The film idea came after Holbrook was on an science adventure with astrophysicists Alphonse Sterling and Hakeem Oluseyi.

“Hakeem, he’s so big and boisterous and loud, and then Alphonse is so quiet and exact. It was just hysterical watching them work together, and I thought at the time, wow this would make a really nice film, to follow these two,” she says. “They’re both African American men. They have very different backgrounds, but they’re colleagues, and they both study the corona of the sun.”

That’s the outermost part of the sun’s atmosphere.

Sterling studies the visible surface of the sun, the photosphere. During a solar eclipse, the moon slides over the sun’s surface, taking away the blinding brightness, and that allows him to better see his subject.

Oluseyi studies the solar corona. His latest eclipse quest: to measure how many electrons were in the corona — and he needed to see the entire corona.

“So that’s why they chase [eclipses], because they have these two things that they need to get, but you can only get it with a total solar eclipse,” Holbrook says.

They have to be in the right place, at the right time.
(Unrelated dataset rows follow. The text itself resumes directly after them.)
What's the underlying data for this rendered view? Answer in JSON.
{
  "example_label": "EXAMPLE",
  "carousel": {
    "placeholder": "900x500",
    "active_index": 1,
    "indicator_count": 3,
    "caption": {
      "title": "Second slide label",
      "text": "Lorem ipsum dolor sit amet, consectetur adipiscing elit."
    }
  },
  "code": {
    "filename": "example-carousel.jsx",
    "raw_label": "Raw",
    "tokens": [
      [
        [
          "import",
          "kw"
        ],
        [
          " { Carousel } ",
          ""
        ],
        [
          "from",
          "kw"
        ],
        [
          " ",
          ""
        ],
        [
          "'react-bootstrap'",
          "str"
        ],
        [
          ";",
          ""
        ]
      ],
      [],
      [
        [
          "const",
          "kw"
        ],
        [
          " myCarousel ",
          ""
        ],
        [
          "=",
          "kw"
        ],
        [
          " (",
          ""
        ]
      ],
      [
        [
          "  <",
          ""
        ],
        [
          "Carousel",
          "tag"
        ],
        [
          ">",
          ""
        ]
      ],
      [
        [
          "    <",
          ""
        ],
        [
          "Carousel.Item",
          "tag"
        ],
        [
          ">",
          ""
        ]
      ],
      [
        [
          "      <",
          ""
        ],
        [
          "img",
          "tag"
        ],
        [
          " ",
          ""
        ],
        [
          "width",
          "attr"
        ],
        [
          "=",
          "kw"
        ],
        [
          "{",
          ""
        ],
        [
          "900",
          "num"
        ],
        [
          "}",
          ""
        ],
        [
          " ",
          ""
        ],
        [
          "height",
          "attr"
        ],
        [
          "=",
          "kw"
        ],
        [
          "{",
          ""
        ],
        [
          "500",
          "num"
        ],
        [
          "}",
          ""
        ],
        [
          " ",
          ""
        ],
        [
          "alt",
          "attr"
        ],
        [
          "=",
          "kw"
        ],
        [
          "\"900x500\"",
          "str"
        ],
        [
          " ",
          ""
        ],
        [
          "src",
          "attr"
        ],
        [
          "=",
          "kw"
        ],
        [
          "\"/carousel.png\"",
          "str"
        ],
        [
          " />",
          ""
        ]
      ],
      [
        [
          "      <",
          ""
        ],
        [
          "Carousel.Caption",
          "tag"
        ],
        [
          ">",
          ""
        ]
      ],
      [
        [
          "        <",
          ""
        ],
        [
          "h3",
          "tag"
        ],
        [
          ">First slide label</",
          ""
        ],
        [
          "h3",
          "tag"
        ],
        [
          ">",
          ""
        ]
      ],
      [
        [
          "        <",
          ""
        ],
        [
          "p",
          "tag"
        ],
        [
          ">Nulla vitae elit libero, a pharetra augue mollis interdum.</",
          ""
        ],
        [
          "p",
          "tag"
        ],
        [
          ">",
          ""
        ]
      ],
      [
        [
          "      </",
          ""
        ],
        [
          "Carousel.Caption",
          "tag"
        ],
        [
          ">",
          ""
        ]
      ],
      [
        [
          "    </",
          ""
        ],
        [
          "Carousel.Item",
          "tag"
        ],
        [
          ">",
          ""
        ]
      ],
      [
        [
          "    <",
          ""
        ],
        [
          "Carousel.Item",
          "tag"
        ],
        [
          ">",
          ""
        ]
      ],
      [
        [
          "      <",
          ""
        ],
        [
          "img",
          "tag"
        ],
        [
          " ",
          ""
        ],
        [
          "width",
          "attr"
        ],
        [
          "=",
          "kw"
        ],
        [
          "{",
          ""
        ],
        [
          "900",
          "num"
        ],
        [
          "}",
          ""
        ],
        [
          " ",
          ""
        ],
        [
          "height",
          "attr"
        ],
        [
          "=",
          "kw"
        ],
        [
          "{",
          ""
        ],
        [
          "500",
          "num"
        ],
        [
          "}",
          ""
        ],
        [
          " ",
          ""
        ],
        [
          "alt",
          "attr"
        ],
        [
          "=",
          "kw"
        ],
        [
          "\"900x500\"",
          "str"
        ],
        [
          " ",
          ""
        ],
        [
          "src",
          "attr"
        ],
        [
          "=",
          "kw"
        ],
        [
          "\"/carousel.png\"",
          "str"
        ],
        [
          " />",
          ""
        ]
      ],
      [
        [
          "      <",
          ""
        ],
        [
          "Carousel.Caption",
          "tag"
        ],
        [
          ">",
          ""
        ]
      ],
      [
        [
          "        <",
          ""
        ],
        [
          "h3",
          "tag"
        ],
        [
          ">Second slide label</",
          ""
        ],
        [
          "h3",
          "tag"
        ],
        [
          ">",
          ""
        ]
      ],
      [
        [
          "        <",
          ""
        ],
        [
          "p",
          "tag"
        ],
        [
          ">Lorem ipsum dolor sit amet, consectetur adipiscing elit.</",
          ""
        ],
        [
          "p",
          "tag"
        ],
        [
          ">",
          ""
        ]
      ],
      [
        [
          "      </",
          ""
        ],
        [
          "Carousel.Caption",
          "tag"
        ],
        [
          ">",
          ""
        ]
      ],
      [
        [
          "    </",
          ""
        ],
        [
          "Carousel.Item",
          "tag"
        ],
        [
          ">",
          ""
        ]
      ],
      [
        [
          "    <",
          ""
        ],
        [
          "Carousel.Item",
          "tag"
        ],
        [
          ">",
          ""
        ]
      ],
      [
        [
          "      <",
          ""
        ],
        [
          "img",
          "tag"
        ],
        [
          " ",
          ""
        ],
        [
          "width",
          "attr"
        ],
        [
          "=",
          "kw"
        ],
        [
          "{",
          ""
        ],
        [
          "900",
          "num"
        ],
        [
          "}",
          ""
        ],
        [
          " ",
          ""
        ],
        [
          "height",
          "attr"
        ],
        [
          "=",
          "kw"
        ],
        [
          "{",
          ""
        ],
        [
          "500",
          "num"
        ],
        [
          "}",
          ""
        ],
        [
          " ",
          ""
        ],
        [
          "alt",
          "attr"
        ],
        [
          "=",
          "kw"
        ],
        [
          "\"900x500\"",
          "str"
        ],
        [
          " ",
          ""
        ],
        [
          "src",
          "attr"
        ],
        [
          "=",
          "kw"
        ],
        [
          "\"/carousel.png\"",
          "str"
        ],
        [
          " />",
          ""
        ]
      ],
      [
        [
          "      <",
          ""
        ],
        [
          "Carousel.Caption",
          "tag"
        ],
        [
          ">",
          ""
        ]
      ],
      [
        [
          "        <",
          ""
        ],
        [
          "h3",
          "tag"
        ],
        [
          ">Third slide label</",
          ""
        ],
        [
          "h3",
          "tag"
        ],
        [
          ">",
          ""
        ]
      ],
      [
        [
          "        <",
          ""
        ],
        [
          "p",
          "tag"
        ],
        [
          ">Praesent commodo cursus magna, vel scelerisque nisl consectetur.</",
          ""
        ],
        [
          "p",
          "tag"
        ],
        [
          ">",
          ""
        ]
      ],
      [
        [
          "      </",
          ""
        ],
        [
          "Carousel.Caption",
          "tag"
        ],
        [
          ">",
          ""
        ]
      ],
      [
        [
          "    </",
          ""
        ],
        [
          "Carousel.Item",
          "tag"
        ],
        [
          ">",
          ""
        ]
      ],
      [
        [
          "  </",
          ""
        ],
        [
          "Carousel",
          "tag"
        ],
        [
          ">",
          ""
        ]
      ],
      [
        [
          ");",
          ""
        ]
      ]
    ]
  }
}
Their equipment has to work. The weather has to cooperate.

And often the window to capture the data you need literally lasts for only a minute.

Holbrook, who is executive producer and host of the film, says she made the movie to capture the fun and excitement of astronomy — and to spotlight the people doing the work.

There have been perhaps 120 African American astrophysicist in the history of the United States, she says. But in one of the scenes in her film, five African American astrophysicists are gathered together on a balcony, looking at the sun.

“You have never seen this before. This is like history making. We do exist, and we do really interesting science. We’d like to have more African Americans come into astrophysics and into the physical sciences,” Holbrook says.